At a campaign event for his Social Democrats (SPD) on Tuesday, Sigmar Gabriel let loose onTurkish President Recep Tayyip Erdogan. "More than half the country is democratically minded," the foreign minister said. "They didn't support him. I believe that many in Turkey are counting on Europe and Germany supporting Turkish democracy and not looking on helplessly."

In recent months, relations have deteriorated sharply between Germany and Turkey, countries allied in their NATO partnership but increasingly in little else. For his part, Erdogan recently urged Germans of Turkish ancestry to boycott Gabriel's SPD and Chancellor Angela Merkel's Christian Democrats (CDU) - parties he described as "enemies of Turkey" - in September's Bundestag elections.

Erdogan made the issue more personal at the weekend when he said that Gabriel, foreign minister since early this year, was too junior to address Turkey's president, telling the top German diplomat to "know his limits."

In comments broadcast by news channel NTV, Gabriel said Erdogan's words "had apparently led some to feel motivated to try to threaten and harass my wife" in phone calls to the dental surgery where she works. "Of course, this is a terrible outcome," he said without giving further details.

'An intensive dialogue'

Erdogan has accused Germany of providing aid and comfort to disparate factions that oppose him, some of which he says participated in an apparent coup attempt against him last summer. The president has cast a rather wide net in his pursuit of dissidents, arresting more than 50,000 people in Turkey since the failed coup attempt.

A German journalist with dual Turkish citizenship, a German human rights activist and a translator have all languished for months in Erdogan's prisons. In an interview with the Rheinische Post published on Tuesday, shortly before a German ambassador was set to be allowed to visit the prisoners - which should be legally guaranteed - Gabriel demanded further "proceedings that follow the rule of law, and their release."

Ankara demands extradition of Turkish-German writer

Justice Minister appeals to EU 

Last week, another German writer with Turkish citizenship, Dogan Akhanli, was arrested in Spain. It transpired that Turkey had issued an Interpol warrant for his arrest, prompting further tension in Germany. "Within the EU, we must at the very least begin an intensive dialogue about how we deal with arrest warrants from Turkey," German Justice Minister Heiko Maas - another SPD politician - told newspapers belonging to the Funke media group in an interview for print publication on Wednesday.
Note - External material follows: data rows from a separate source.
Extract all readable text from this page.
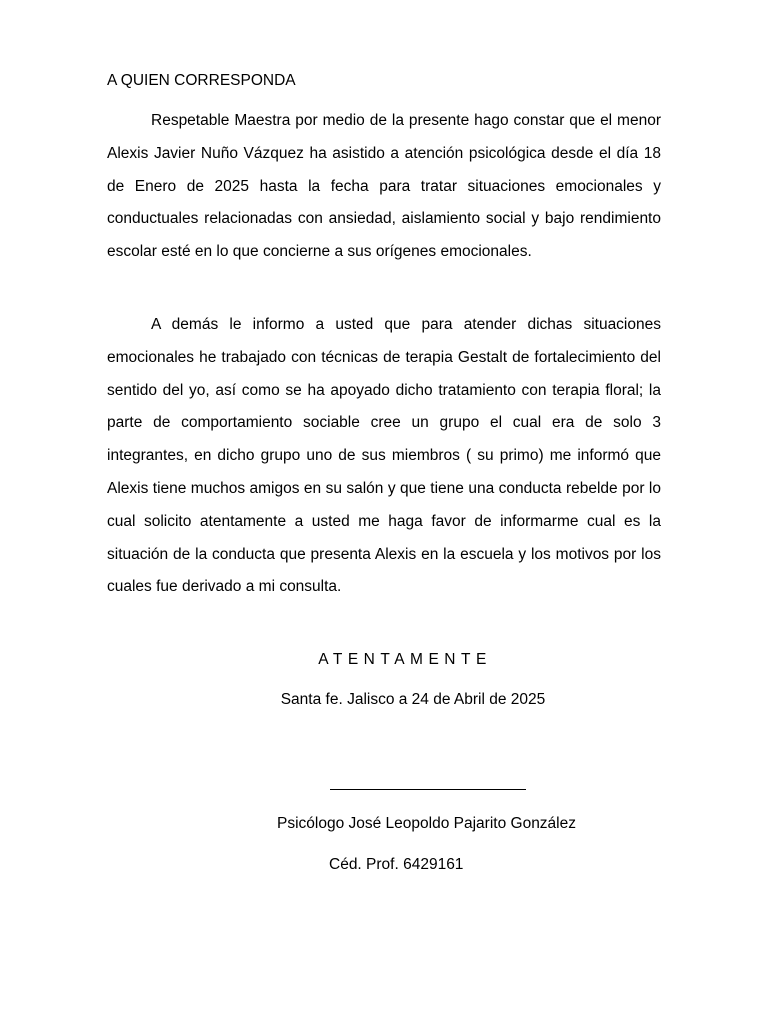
A QUIEN CORRESPONDA

Respetable Maestra por medio de la presente hago constar que el menor Alexis Javier Nuño Vázquez ha asistido a atención psicológica desde el día 18 de Enero de 2025 hasta la fecha para tratar situaciones emocionales y conductuales relacionadas con ansiedad, aislamiento social y bajo rendimiento escolar esté en lo que concierne a sus orígenes emocionales.

A demás le informo a usted que para atender dichas situaciones emocionales he trabajado con técnicas de terapia Gestalt de fortalecimiento del sentido del yo, así como se ha apoyado dicho tratamiento con terapia floral; la parte de comportamiento sociable cree un grupo el cual era de solo 3 integrantes, en dicho grupo uno de sus miembros ( su primo) me informó que Alexis tiene muchos amigos en su salón y que tiene una conducta rebelde por lo cual solicito atentamente a usted me haga favor de informarme cual es la situación de la conducta que presenta Alexis en la escuela y los motivos por los cuales fue derivado a mi consulta.

ATENTAMENTE

Santa fe. Jalisco a 24 de Abril de 2025

Psicólogo José Leopoldo Pajarito González

Céd. Prof. 6429161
The arrests, top-level war of words and personal threats come as German politicians have watched cars burn in the state of North Rhine-Westphalia's Ruhrgebiet. On Tuesday night, the Bundestag deputy Michelle Müntefering, the wife of former SPD leader Franz Müntefering, saw her personal automobile and a campaign car lent to her by the party go up in flames in front of her house in Herne, a city of more than 150,000 people that borders Gelsenkirchen, Dortmund and Bochum. Police suspect arson and have not ruled out a political motive in the case of Müntefering's car - nor in three incidents when CDU campaign vehicles were burned in the city in April, May and June.